WP2. Develop a colonoscopy AI risk-prediction tool for personalized treatment of colorectal polyps and cancer.
WP3. Develop cost-effectiveness models of AI-assisted colonoscopy in colorectal cancer screening.
WP4. Investigate ethical and legal barriers in AI development and implementation.
WP5. Generate the first trustworthy and rapidly updated (“living”) clinical guidelines for AI in screening colonoscopy.
WP6, 7, and 8. Facilitate patient-oriented dissemination, communication, and management of the project.
Here, we provide short summary of the progress of each of the scientific WPs (WP1-5).
WP 1: We are conducting a pan-European, randomized trial to achieve this goal. Establishment of the trial infrastructure (ethics approval, clinical trial registration with the summary of the protocol) has been successfully achieved. Following this, we have included 39,138 patients as of August 2025.

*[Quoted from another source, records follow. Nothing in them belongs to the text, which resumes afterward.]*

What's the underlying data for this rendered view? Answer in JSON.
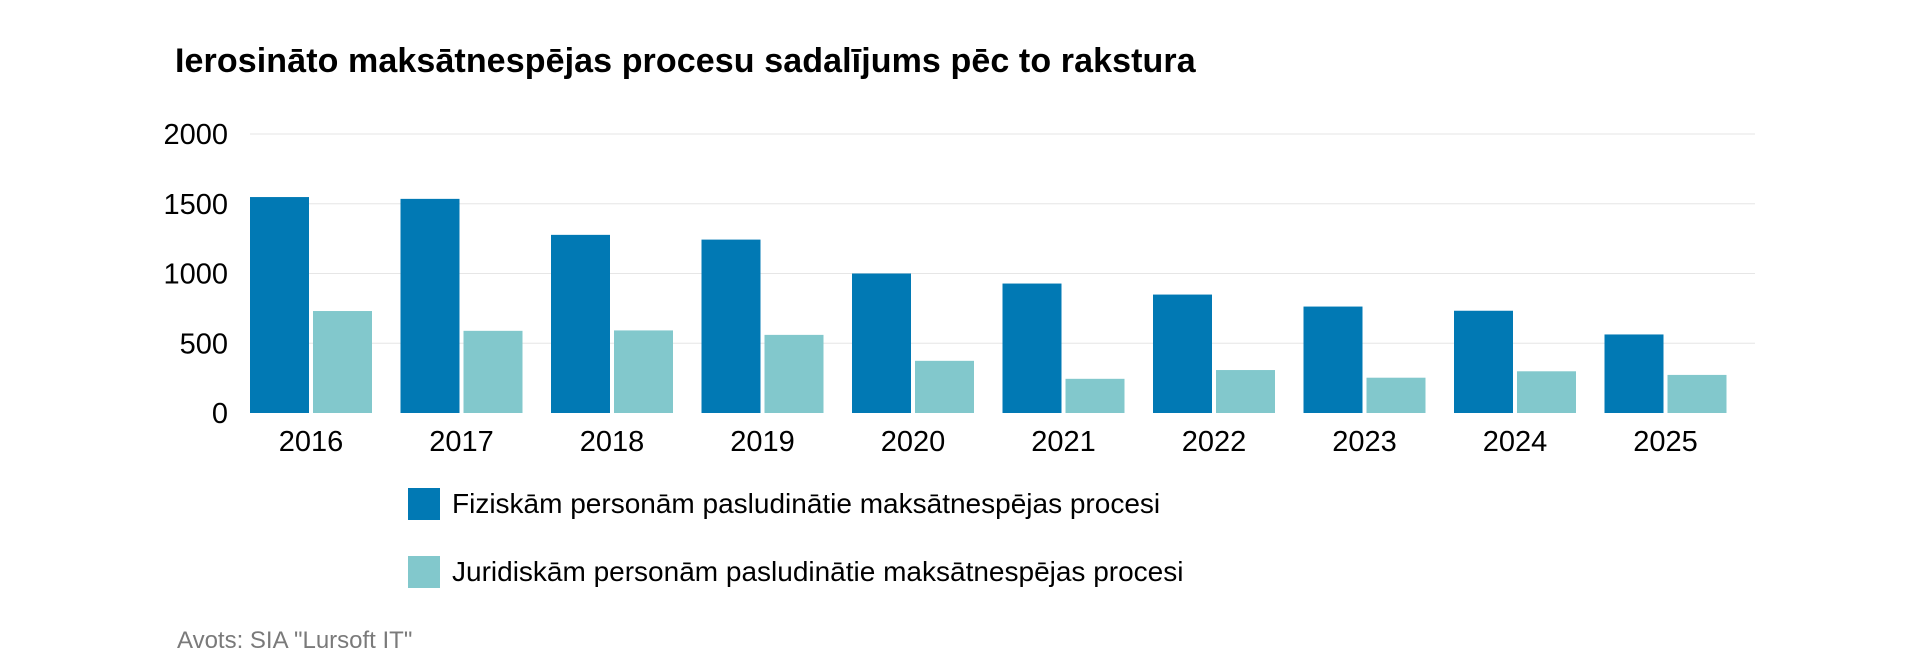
{
  "chart_data": {
    "type": "bar",
    "title": "Ierosināto maksātnespējas procesu sadalījums pēc to rakstura",
    "categories": [
      "2016",
      "2017",
      "2018",
      "2019",
      "2020",
      "2021",
      "2022",
      "2023",
      "2024",
      "2025"
    ],
    "series": [
      {
        "name": "Fiziskām personām pasludinātie maksātnespējas procesi",
        "color": "#0179b4",
        "values": [
          1548,
          1535,
          1277,
          1243,
          1000,
          928,
          849,
          763,
          733,
          563
        ]
      },
      {
        "name": "Juridiskām personām pasludinātie maksātnespējas procesi",
        "color": "#82c8cc",
        "values": [
          731,
          589,
          592,
          560,
          374,
          245,
          308,
          253,
          299,
          273
        ]
      }
    ],
    "ylim": [
      0,
      2000
    ],
    "yticks": [
      "0",
      "500",
      "1000",
      "1500",
      "2000"
    ],
    "xlabel": "",
    "ylabel": "",
    "grid": true,
    "legend_position": "bottom"
  },
  "source": "Avots: SIA \"Lursoft IT\""
}
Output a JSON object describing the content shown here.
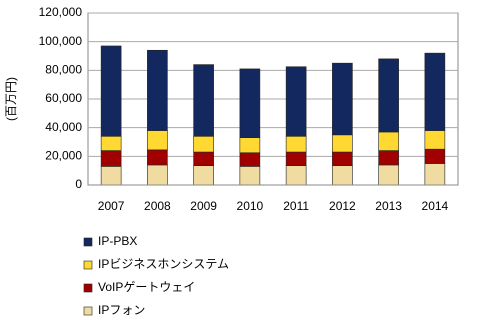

WP2: We are developing an AI-based pathology prediction tool for colorectal lesions. The first one and half years have been spent primarily for preparation of the study infrastructure including ethics approval of hospitals in six countries (Norway, Germany, Poland, Italy, Spain, and Japan), development of the cloud-based data storage system in the UK, and development of the preliminary, semi-supervised learning algorithm. In line with the ethics approval, we have already started collection of more than 60,000 endoscopic images. In line with development of the AI algorithm we have been communication with a consultation company which supports smooth applicaiton for EU-MDR approval.

WP3: We have developed and published a brand-new microsimulation model with the use of trustworthy clinical data derived from large-scale prospective studies. The resulting effectiveness data has been used as an evidence base to develop trustworthy guidelines in a close collaboration with WP5.

WP4: We have organized the ethics monitoring committee to audit if development of the AI tool in WP2 is done in an ethically acceptable way. We have also organized the position statement committee to address ethics and regulations in AI in colonoscopy which was just accepted in Annals of Internal Medicine. We have also published several other articles in major journals with a strong focus on ethics and legal issues in AI.

WP 5: We are closely working with MAGIC Foundation to publish trustworthy and rapid recommendations on AI in colonoscopy screening. We have organized a guidelines committee and published the living guideline in BMJ. The guideline-work includes selection of panel members, identification of the PICO question, development of the systematic review, and drafting the recommendations based on the voting by the panel members.
We have not conducted formal analysis of WP1, which will be done in RP3. As mentioned in the technical report, we plan to include additional 110,304 patients in the last two years of our project, which will give us the answer to the most important question, namely "Does the use of AI in colonoscpy reduce colorectal cancer and death?". On the other hand, results from WP4 and WP5 should have decent impact on the science and society since we published the first position statement on ethical and legal concerns on AI in gastroenterology in Annals of Internal Medicine in WP4 and the first guidelines on AI in colonoscopy in BMJ. Both journals have decent influence on daily practice, future research, and policy making, with a potential of changing the standard of care.